Relatório e contas da Microsoft revela que Royalties Android ainda estão injetadas nos valores da Xbox?

A Microsoft revelou o seu relatório e contas para o terceiro quarto do ano fiscal de 2017. E nele vemos muitos dados que não são de fácil percepção. Entre eles tudo aponta no sentido de as royalties Android ainda estarem inseridas nos valores da Xbox.

A análise ao relatório e contas da Microsoft é algo curioso. E é curioso porque os resultados da Xbox são cada vez menos explícitos e é necessária uma leitura muito atenta para se perceber certas realidades.

Onde antigamente tínhamos uma divisão Xbox, agora temos uma secção chamada “More Personal Computing”, e que engloba receitas vindas de várias fontes e não apenas das consolas em si.

O relatório desta secção, revela uma tabela de métricas para os investidores que inclui as seguintes fontes de receitas:

  • Receitas do Windows OEM Pro
  • Receitas do Windows OEM não Pro
  • Produtos comerciais Windows e serviços Cloud
  • Receitas dos Surface
  • Receitas de videojogos
  • Utilizadores ativos do Xbox Live
  • Receitas de publicidade em pesquisas



Os valores de receitas totais são assim o somatório de todas estas áreas, não permitindo assim perceber-se a 100% o comportamento de cada uma das parcelas individuais.

No entanto há alguns dados relevantes que se conseguem retirar do que é dito no texto da imagem e no corpo do relatório:

As receitas globais de todo este conjunto desceram 2%.

É referido ainda no relatório e contas que as receitas com o software e serviços da Xbox subiram 11%, principalmente devido a um maior volume das transacções no Xbox Live.

Em contrapartida, a Microsoft dá a conhecer que as receitas obtidas das vendas de consolas caíram 29%, que a Microsoft atribuiu a descidas de preços e diminuição de vendas.

Um dado não referido directamente, mas que é perceptível olhando para os números é que no global as receitas do Gaming caíram de 1.928 para 1.657 milhões, ou seja 16 pontos percentuais face ao trimestre anterior.



Ainda olhando para a tabela vemos que as receitas do Gaming são o único valor ali presente que apresenta números inferiores aos do trimestre passado. Ou seja, as quebras nas receitas referidas pela Microsoft necessitam forçosamente de vir daqui, uma vez que todos os restantes setores subiram os seus valores.

Mas no entanto a explicação da Microsoft não é essa. No texto da tabela é claro que a Microsoft atribui a causa à quebra a descidas nas receitas do telefones. Mas que telefones?

Mais ainda, essa quebra foi contraposta por outras receitas, mas mesmo assim teria contribuído com 4 pontos percentuais do declínio.

A pergunta que fica é: Onde estão os telefones inseridos em cima? E que telefones, uma vez que o Windows Phone está basicamente morto, limitando-se a escoar stocks? E como é que algo que nem sequer tem direito a uma referência na tabela toma relevância sobre o que ali está?

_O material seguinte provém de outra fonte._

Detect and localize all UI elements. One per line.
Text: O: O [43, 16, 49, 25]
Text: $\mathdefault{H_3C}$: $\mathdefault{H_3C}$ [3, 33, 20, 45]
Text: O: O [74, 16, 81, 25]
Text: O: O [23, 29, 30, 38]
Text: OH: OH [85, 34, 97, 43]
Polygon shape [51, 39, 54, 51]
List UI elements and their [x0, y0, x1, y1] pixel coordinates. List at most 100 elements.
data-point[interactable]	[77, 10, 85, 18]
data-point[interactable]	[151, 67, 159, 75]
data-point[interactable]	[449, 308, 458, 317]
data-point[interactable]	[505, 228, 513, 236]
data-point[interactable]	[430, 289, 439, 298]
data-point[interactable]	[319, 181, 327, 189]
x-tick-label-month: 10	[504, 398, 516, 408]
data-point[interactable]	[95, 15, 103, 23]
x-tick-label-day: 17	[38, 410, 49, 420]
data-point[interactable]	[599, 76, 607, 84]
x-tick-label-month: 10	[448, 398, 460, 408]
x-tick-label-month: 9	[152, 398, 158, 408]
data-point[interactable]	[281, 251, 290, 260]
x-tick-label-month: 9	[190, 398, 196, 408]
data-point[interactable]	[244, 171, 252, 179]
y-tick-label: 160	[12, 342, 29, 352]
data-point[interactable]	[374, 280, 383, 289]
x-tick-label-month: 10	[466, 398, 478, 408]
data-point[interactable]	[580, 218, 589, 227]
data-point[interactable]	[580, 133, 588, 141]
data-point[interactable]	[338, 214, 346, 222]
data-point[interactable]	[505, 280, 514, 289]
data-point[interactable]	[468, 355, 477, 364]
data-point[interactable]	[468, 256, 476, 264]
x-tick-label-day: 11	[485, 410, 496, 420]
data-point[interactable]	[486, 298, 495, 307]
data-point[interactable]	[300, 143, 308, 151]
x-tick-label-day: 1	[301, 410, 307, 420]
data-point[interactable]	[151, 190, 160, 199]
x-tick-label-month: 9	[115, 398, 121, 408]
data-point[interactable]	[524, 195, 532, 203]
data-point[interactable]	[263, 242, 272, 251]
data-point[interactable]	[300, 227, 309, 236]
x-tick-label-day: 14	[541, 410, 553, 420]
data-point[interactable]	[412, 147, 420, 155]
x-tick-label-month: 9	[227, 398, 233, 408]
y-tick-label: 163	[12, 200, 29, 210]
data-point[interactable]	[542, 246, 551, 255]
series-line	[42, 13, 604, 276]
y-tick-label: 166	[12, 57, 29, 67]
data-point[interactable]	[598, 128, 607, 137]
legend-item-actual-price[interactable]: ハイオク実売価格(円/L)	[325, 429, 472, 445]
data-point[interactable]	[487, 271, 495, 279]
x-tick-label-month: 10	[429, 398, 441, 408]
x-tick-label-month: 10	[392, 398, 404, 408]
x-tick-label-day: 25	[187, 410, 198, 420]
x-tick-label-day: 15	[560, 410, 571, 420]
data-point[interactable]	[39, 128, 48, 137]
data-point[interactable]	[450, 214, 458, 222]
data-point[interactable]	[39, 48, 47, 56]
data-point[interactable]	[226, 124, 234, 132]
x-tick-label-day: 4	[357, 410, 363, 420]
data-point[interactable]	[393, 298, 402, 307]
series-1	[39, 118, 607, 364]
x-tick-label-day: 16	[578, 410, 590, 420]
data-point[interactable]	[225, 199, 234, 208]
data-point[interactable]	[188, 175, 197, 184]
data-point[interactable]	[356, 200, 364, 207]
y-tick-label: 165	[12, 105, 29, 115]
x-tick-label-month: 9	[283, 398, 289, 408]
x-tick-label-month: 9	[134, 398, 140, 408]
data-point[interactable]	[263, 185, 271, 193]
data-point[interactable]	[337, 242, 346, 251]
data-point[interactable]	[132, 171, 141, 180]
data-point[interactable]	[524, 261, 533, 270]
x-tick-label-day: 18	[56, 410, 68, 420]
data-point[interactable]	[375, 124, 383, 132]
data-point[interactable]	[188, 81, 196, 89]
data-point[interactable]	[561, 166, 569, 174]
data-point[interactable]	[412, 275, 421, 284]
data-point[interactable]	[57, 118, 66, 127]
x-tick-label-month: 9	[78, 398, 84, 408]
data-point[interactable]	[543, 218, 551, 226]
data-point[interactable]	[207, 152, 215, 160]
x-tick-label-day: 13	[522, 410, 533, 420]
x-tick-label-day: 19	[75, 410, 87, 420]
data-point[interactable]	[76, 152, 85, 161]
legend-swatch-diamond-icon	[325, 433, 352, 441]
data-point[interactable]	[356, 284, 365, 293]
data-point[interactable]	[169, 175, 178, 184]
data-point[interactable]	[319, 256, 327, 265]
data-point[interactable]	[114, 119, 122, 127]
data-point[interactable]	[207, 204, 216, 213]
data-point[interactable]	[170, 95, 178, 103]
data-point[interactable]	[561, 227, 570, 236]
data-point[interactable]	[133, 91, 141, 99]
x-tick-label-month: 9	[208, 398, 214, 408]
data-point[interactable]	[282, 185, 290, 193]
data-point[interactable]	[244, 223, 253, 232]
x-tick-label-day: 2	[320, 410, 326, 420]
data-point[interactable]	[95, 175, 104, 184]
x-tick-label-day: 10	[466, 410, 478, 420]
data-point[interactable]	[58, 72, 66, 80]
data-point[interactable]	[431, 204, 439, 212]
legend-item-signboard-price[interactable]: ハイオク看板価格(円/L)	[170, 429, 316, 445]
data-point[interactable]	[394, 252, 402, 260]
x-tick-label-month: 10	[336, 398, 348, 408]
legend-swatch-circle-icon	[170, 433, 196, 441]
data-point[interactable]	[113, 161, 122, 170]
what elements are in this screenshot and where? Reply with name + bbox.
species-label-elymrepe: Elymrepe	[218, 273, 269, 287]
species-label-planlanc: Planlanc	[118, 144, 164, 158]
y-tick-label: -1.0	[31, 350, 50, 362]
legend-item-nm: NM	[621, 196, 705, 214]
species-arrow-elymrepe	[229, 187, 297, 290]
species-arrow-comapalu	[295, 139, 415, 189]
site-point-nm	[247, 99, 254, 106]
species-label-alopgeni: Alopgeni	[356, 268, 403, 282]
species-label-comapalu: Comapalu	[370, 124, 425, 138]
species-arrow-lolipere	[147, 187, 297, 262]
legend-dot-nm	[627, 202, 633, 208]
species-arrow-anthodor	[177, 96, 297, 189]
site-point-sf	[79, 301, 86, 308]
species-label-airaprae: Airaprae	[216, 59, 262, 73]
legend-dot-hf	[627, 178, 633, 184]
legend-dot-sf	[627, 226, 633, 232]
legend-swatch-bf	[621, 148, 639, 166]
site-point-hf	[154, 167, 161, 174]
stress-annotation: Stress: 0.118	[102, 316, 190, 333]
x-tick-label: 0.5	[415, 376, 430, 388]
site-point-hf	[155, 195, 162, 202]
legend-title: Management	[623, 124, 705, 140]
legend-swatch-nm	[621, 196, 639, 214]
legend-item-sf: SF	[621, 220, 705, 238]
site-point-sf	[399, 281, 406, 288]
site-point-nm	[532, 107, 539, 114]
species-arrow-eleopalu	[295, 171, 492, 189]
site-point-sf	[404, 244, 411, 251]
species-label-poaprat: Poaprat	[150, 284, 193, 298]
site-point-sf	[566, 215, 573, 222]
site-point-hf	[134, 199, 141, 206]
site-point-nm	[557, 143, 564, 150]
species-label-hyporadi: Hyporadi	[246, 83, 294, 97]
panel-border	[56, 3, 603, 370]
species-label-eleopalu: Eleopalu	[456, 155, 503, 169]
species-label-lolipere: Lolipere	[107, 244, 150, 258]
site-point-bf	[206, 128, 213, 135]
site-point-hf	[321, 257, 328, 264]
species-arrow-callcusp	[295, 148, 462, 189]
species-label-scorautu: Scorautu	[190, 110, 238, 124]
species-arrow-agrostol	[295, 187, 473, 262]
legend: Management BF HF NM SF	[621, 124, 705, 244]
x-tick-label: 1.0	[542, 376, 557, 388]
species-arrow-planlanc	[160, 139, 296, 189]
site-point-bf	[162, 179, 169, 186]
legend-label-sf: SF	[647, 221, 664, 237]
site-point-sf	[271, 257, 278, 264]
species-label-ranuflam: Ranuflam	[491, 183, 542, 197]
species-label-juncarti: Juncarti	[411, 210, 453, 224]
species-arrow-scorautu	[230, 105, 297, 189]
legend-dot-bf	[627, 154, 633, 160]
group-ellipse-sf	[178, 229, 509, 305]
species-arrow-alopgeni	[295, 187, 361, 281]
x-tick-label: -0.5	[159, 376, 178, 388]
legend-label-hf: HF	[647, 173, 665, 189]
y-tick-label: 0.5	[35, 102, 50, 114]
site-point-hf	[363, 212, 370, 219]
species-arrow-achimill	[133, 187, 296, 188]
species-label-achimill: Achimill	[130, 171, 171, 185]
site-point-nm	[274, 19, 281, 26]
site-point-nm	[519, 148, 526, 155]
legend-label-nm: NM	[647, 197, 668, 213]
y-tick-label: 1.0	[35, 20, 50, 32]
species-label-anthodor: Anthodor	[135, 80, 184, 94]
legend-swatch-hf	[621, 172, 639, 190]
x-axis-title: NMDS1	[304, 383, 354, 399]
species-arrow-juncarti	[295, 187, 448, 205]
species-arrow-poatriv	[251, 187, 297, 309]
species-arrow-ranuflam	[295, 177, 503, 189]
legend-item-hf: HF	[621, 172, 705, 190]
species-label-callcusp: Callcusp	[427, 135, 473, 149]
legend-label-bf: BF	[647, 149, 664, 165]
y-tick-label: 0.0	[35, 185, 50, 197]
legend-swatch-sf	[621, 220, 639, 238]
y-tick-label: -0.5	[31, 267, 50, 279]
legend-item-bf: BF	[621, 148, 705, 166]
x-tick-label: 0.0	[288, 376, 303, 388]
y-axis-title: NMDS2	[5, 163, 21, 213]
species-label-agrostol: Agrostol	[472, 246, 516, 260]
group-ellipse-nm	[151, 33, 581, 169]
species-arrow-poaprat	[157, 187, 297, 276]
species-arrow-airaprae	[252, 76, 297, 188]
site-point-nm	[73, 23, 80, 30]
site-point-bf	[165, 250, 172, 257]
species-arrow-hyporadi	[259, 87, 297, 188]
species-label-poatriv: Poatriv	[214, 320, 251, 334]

E mais ainda, como é que algo basicamente morto e cujas vendas já nem são minimamente significativas possui um impacto de 4% e digno de registo neste relatório e contas?

Uma explicação poderá passar por uma realidade não devidamente exposta aqui. Algo que se sabia e era claro que acontecia no passado, mas que atualmente está mais e mais camuflado: A de as receitas de royalties de smartphones continuarem a estar inseridas nas receitas da Xbox!



Dessa forma, caso esses 4% de quebras nas royalties dos smartphones fossem os grandes responsáveis pela quebra do Gaming, ocupando a maior parte do valor diminuído, isso explicaria totalmente todos os textos da Microsoft: as quebras das receitas dos telefones, dignas de registo de 4% serão as royalties, e elas aparecem na secção que tem a descida, o Gaming, pois tal como no passado, elas são contabilizadas na Xbox.

Mas claro, isto é especulação! E para além de explicar de forma coerente as referências, até porque a grande e única quebra ali visível é no Gaming, nada seria novo se tal ainda acontecesse, uma vez que isto acontecia no passado e nem sequer era escondido! E como sabemos, Samsung e Lenovo, eventualmente entre outros, deixaram de pagar Royalties à Microsoft, compensando-a com a colocação de aplicações por defeito no smartphone, o que certamente desceu as receitas. Mas agora com os relatórios a serem cada vez menos claros… só podemos especular.